Pancreatic Cancer Program, Department of Surgery, Medical College of Wisconsin, Milwaukee, WI.
Pancreatic Cancer Program, Department of Medicine, Division of Hematology Oncology, Medical College of Wisconsin, Milwaukee, WI.
Surgery. 2019 Sep;166(3):277-285. doi: 10.1016/j.surg.2019.05.010. Epub 2019 Jul 2.
It is difficult to successfully deliver multimodality therapy to patients with operable pancreatic cancer. Data on the natural history of such efforts are necessary for physicians to guide shared decision-making with patients and families. We report the survival of consecutive patients with borderline resectable pancreatic cancer who received neoadjuvant therapy before surgery.
Data regarding demographics, neoadjuvant therapy, surgery, pathology, and survival duration were abstracted on consecutive patients with borderline resectable pancreatic cancer diagnosed between 2009 and 2017 and not treated on available clinical trials. Borderline resectable pancreatic cancer was defined based on ≥1 of the following: local tumor anatomy, pretreatment serum carbohydrate antigen 19-9 >2,000 U/mL, and the presence of radiographic lesions indeterminate for metastases.
Neoadjuvant therapy was delivered to 185 patients with borderline resectable pancreatic cancer who were not enrolled in competing clinical trials; 13 (7%) patients received chemoradiation, 12 (7%) received chemotherapy, and 160 (86%) received both. Of the 185 patients, 115 (62%) completed all intended neoadjuvant therapy and surgery; 81 (70%) of 115 underwent pancreaticoduodenectomy; and vascular reconstruction was performed in 51 (44%). A margin negative resection was achieved in 111 (97%) of 115 patients, and 83 (72%) were node negative. Median overall survival for all 185 patients was 20 months; 31 months for the 115 patients who completed all neoadjuvant therapy and surgery as compared to 13 months for the 70 patients who were not resected (P < .0001).
After neoadjuvant therapy, surgical resection was performed in 62% of patients with borderline resectable pancreatic cancer. Those who normalized preoperative serum carbohydrate antigen 19-9 and had node negative pathology achieved the longest survival. To further improve median survival for all patients, we are incorporating adaptive approaches to neoadjuvant therapy sequencing based on objective assessments of response.
对于可手术的胰腺癌患者,成功实施多模式治疗具有一定难度。此类治疗的自然史数据对于医生与患者及家属共同做出决策具有重要指导意义。我们报告了连续接受新辅助治疗后再行手术的边界可切除胰腺癌患者的生存情况。

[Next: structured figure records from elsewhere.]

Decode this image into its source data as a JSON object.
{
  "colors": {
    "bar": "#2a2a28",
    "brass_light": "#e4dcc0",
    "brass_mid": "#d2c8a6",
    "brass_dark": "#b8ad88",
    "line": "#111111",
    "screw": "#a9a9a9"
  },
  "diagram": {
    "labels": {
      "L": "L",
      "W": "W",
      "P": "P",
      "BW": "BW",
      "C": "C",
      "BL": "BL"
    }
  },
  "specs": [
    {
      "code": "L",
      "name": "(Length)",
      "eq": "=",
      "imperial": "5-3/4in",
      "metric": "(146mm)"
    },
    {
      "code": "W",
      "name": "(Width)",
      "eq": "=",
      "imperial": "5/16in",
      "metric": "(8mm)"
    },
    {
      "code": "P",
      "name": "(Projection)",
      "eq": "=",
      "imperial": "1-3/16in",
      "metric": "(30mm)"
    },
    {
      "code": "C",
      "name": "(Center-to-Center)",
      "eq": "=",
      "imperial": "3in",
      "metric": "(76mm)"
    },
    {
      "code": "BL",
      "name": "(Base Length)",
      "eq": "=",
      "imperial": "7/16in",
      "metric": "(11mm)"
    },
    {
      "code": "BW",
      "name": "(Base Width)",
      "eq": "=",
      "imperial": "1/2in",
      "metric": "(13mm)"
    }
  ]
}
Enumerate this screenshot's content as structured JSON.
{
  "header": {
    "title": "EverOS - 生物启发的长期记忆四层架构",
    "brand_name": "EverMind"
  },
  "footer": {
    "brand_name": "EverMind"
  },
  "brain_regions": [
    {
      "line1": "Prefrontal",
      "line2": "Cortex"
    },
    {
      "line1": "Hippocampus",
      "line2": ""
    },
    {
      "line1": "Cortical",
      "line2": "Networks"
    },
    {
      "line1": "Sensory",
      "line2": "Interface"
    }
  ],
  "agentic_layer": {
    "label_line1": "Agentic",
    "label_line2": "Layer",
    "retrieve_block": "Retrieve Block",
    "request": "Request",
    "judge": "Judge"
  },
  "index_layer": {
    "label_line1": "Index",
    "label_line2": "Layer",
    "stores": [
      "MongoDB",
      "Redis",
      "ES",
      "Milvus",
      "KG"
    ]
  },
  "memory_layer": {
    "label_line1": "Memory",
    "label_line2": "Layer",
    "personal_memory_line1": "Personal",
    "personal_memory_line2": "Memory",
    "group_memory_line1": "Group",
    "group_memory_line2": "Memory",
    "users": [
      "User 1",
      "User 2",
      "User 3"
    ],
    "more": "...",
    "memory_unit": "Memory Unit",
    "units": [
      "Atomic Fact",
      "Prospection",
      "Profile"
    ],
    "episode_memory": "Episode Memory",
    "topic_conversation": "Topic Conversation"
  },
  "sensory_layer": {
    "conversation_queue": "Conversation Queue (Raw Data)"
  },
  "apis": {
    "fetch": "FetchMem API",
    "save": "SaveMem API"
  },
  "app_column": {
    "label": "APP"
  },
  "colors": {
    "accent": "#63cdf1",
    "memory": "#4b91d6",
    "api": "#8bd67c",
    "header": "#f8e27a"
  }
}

我们对 2009 年至 2017 年间连续诊断为边界可切除胰腺癌且未参加临床试验的患者进行了新辅助治疗、手术、病理和生存时间的回顾性研究。边界可切除胰腺癌的定义为:存在以下 1 项或多项局部肿瘤解剖学特征、术前血清碳水化合物抗原 19-9 >2000 U/ml 和影像学检查显示存在无法确定转移的病变。
185 例未参加竞争性临床试验的边界可切除胰腺癌患者接受了新辅助治疗;其中 13 例(7%)患者接受了放化疗,12 例(7%)患者接受了化疗,160 例(86%)患者同时接受了化疗和放疗。185 例患者中,115 例(62%)完成了所有计划的新辅助治疗和手术;其中 81 例(70%)接受了胰十二指肠切除术,51 例(44%)进行了血管重建。115 例患者中有 111 例(97%)获得了阴性切缘,83 例(72%)患者的淋巴结阴性。185 例患者的中位总生存期为 20 个月;与未接受手术的 70 例患者相比,115 例完成所有新辅助治疗和手术的患者的中位总生存期为 31 个月(P<0.0001)。
在接受新辅助治疗后,62%的边界可切除胰腺癌患者接受了手术切除。那些术前血清碳水化合物抗原 19-9 正常且淋巴结阴性的患者生存时间最长。为了进一步提高所有患者的中位生存期,我们正在根据客观评估的反应,将新辅助治疗方案的顺序纳入适应性方法。